Whether it’s a new rocket, your latest quadcopter, or [Charlie Brown]’s kite, it always seems like there’s a tree waiting to catch and eat airborne projects. Sometimes you get lucky and find a way to climb up the tree to retrieve your wayward build, but most times you’re reduced to looking for rocks or sticks to fling up there in an attempt to shake it loose. But if you want to improve your chances of getting your stuff back, [U.S. Water Rockets] has a build for a retrieval tool made mostly from scrap bin parts that will help.

All you need is some PVC tubing, an old fishing reel and line, some latex surgical tubing, and a few dowels for projectiles. You can tell everything about the build from the BOM and stills, but the video after the break gives detailed instructions and shows it in action. Adding some fins to the dart or even substituting a cheap arrow from the sporting goods department of your favorite retailer might help with your aim. Even without fletching, the accuracy of the launcher is pretty good, and the range isn’t half bad either. Once the fishing line is over the branch that ate your quad it can be used to haul up successively stouter ropes, and pretty soon you’ll be shaking the tree like a boss.
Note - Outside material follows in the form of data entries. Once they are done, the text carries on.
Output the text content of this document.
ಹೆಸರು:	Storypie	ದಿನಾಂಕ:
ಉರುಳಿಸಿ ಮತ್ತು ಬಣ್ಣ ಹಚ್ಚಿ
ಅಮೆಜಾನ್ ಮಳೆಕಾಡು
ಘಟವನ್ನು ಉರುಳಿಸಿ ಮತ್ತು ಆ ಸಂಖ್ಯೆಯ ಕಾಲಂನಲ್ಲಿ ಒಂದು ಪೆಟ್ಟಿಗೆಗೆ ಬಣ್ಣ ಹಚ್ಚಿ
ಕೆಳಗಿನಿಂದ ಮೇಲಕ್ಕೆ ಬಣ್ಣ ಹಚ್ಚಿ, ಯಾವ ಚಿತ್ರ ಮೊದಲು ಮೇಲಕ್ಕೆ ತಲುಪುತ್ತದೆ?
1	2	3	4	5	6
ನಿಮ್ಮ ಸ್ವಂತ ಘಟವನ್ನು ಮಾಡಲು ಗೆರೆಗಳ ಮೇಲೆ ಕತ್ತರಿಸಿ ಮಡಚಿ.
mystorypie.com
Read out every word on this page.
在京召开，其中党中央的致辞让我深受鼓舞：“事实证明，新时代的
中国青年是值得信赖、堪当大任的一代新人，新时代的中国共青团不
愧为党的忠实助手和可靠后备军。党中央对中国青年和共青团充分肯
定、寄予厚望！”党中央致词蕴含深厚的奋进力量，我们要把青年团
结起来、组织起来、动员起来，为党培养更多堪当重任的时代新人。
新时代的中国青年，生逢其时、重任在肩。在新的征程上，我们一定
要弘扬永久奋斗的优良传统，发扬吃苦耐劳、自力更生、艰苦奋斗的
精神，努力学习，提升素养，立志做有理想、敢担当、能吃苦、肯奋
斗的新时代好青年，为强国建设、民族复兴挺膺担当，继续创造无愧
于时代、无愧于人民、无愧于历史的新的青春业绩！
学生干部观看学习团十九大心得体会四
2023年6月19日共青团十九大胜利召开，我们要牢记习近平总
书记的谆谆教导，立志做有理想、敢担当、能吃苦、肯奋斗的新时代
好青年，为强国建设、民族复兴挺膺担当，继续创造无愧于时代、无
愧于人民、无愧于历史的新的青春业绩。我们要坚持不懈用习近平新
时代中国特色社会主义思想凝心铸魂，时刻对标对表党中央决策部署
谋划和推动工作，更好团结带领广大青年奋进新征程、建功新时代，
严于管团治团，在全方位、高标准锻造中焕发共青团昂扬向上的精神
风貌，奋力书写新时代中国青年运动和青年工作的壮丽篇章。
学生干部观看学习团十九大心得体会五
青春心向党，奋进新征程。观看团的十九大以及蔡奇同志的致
Even if getting stuff out of trees isn’t on your immediate to-do list, this little hack could be put to other uses. Hams will use it to loft antennas up into trees, and tag-line placement for tree removal could be simplified with this tool. But if you still find yourself needing to retrieve stuff, you might want to be proactive and make your aerial robot tree-proof. That still won’t eliminate the need for drone-on-drone rooftop rescues.